De mens en de duisternis
Er zijn mensen, die zoeken de duisternis om slechte dingen te doen. Anderen, die slechte dingen hebben gedaan brengen zichzelf in de duisternis. Weer anderen krijgen de duisternis als oordeel. Maar er is ook een weg terug. Neem je verantwoordelijkheid. Bekeer je.
Voor de apostel Johannes is het licht en duisternis belangrijk om het evangelie te kunnen brengen.
Johannes 3:19-21. Dit is het oordeel: het licht kwam in de wereld en de mensen hielden meer van de duisternis dan van het licht, want hun daden waren slecht. Wie kwaad doet, haat het licht; hij schuwt het licht omdat anders zijn daden bekend worden. Maar wie oprecht handelt zoekt het licht op, zodat zichtbaar wordt dat God werkzaam is in alles wat hij doet.’
Let op mensen, die niet oprecht en transparant zijn, want die hebben iets te verbergen. Wees oprecht dan kun je het licht zoeken en vinden.
1 Johannes 2: 7-11. Geliefde broeders en zusters, ik houd u in deze brief geen nieuw gebod voor maar een oud, dat u vanaf het begin bekend is. Dat oude gebod is de boodschap die u gehoord hebt. Toch is het ook een nieuw gebod, omdat de duisternis wijkt en het ware licht al schijnt, en dit is werkelijkheid in Jezus’ leven en in uw leven. Wie zegt in het licht te zijn maar zijn broeder of zuster haat, bevindt zich nog altijd in de duisternis. Wie de ander liefheeft, blijft in het licht en komt niet ten val, maar wie de ander haat, bevindt zich in de duisternis. Hij gaat zijn weg in het duister, zonder te weten waarheen die weg voert, want de duisternis heeft hem blind gemaakt.
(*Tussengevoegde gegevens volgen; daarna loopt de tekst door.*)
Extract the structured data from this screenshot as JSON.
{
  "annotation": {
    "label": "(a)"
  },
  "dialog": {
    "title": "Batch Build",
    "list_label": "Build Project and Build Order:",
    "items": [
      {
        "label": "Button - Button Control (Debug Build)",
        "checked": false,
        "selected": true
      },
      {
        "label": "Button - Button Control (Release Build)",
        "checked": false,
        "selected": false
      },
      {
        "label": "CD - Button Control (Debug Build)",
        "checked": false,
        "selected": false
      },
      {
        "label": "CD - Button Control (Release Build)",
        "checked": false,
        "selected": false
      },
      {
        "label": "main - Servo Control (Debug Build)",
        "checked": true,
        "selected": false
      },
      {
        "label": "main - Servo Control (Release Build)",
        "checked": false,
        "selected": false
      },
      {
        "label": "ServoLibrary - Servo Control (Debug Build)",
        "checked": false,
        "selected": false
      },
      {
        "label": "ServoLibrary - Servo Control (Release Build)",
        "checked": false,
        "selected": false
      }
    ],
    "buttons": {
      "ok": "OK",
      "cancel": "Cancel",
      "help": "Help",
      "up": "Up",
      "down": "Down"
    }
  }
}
Sommigen zoeken de duisternis
Sommigen zoeken de duisternis, het verborgene om slechte dingen te doen, zoals hier bij Job, waar het gaat over de echtbreker, die zich stiekem gedraagt.
Job 24:16. In het donker dringen zij de huizen binnen; na zonsopgang houden zij zich schuil om aan het daglicht te ontsnappen.
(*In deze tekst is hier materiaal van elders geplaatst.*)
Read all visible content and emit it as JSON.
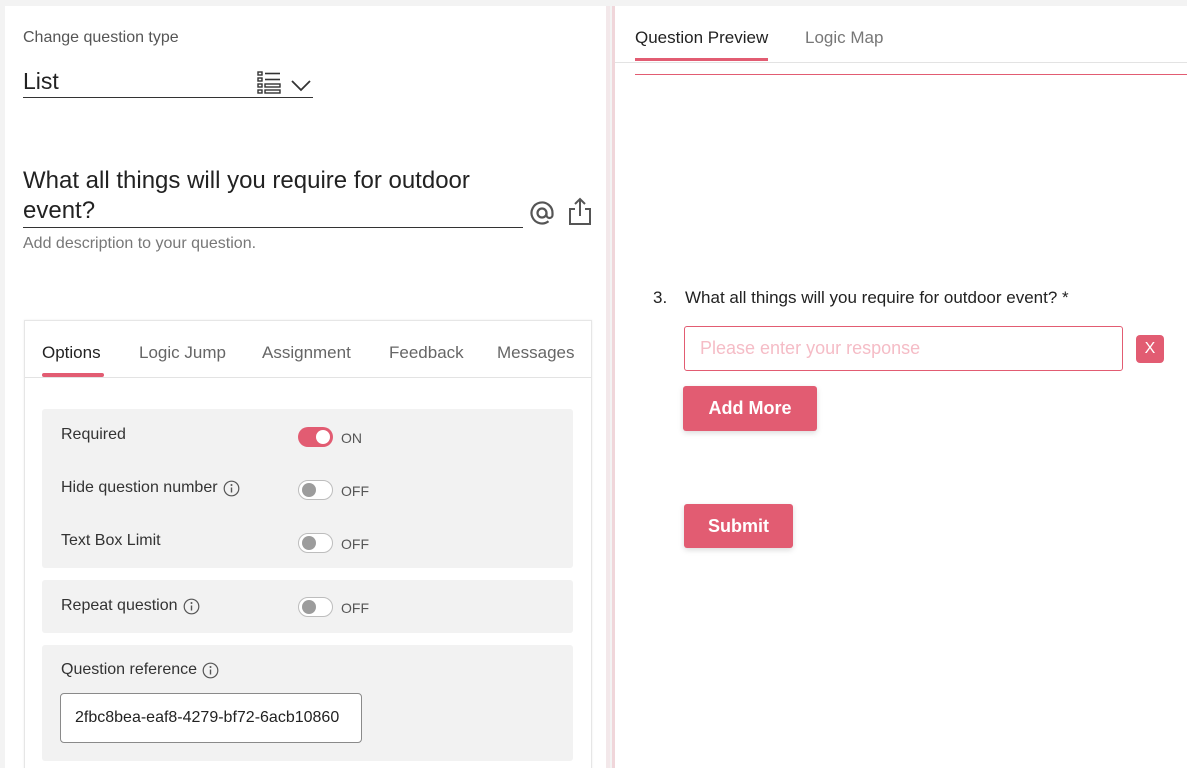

De apostel Johannes geeft de weg aan van bekering.
1 Johannes 1:6. Als we zeggen dat we met hem verbonden zijn terwijl we onze weg in het duister gaan, liegen we en leven we niet volgens de waarheid.
Johannes 2:9-11. Wie zegt in het licht te zijn maar zijn broeder of zuster haat, bevindt zich nog altijd in de duisternis. Wie de ander liefheeft, blijft in het licht en komt niet ten val, maar wie de ander haat, bevindt zich in de duisternis. Hij gaat zijn weg in het duister, zonder te weten waarheen die weg voert, want de duisternis heeft hem blind gemaakt.
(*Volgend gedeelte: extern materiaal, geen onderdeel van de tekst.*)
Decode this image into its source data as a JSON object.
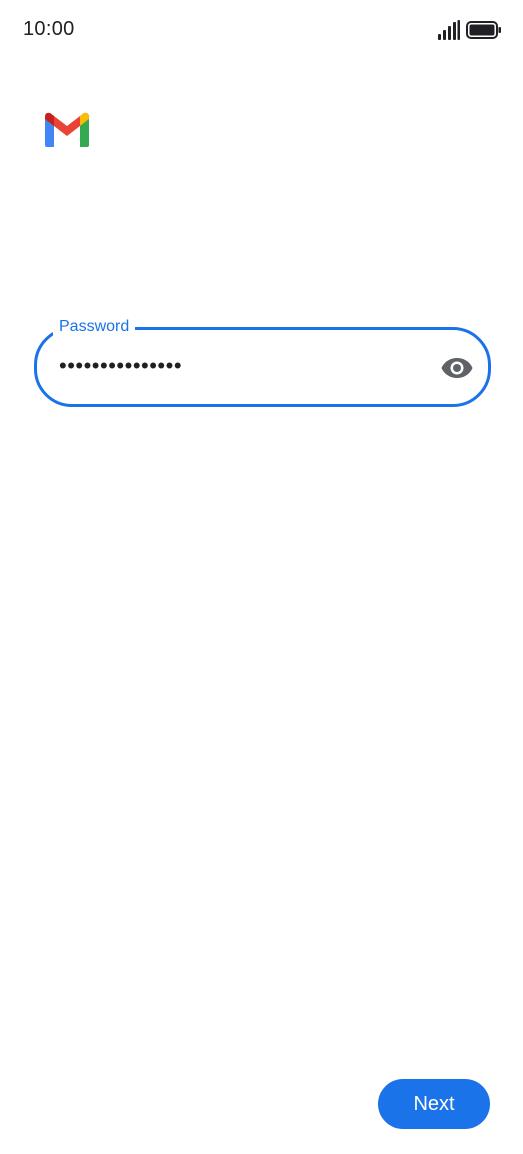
{
  "status_bar": {
    "time": "10:00",
    "signal_icon": "cellular-signal-icon",
    "battery_icon": "battery-full-icon"
  },
  "logo": {
    "icon": "gmail-logo-icon",
    "colors": {
      "red": "#EA4335",
      "blue": "#4285F4",
      "green": "#34A853",
      "yellow": "#FBBC04",
      "dark_red": "#C5221F"
    }
  },
  "password_field": {
    "label": "Password",
    "value": "•••••••••••••••",
    "toggle_icon": "eye-icon"
  },
  "next_button": {
    "label": "Next"
  },
  "colors": {
    "accent": "#1a73e8",
    "text": "#202124",
    "icon_gray": "#5f6368"
  }
}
Johannes 3:19-21. Dit is het oordeel: het licht kwam in de wereld en de mensen hielden meer van de duisternis dan van het licht, want hun daden waren slecht. Wie kwaad doet, haat het licht; hij schuwt het licht omdat anders zijn daden bekend worden. Maar wie oprecht handelt zoekt het licht op, zodat zichtbaar wordt dat God werkzaam is in alles wat hij doet.’
Je kunt in de duisternis komen.
Je kunt in de duisternis komen als persoon, als groep en als volk.
Hier over personen, die als gevolg van kwade wandel of een straf in de duisternis komen, zoals hier bij Job over de goddeloze.
Job 18:18. …. uit het licht wordt hij het duister in geworpen.
En over aanvoerders van volken.
Job 12:23-25. Volken maakt hij groot, dan richt hij ze te gronde, volken maakt hij machtig, dan voert hij ze weg. Hun aanvoerders beneemt hij het verstand, hij laat hen dolen in een woestenij zonder uitweg. Ze tasten in een lichtloos duister rond. [kan een straf van elohim zijn voor aanvoerders]
Hier analyses van verschillende profeten over Juda zoals in het eerste vers. Soms over Israël of andere naties.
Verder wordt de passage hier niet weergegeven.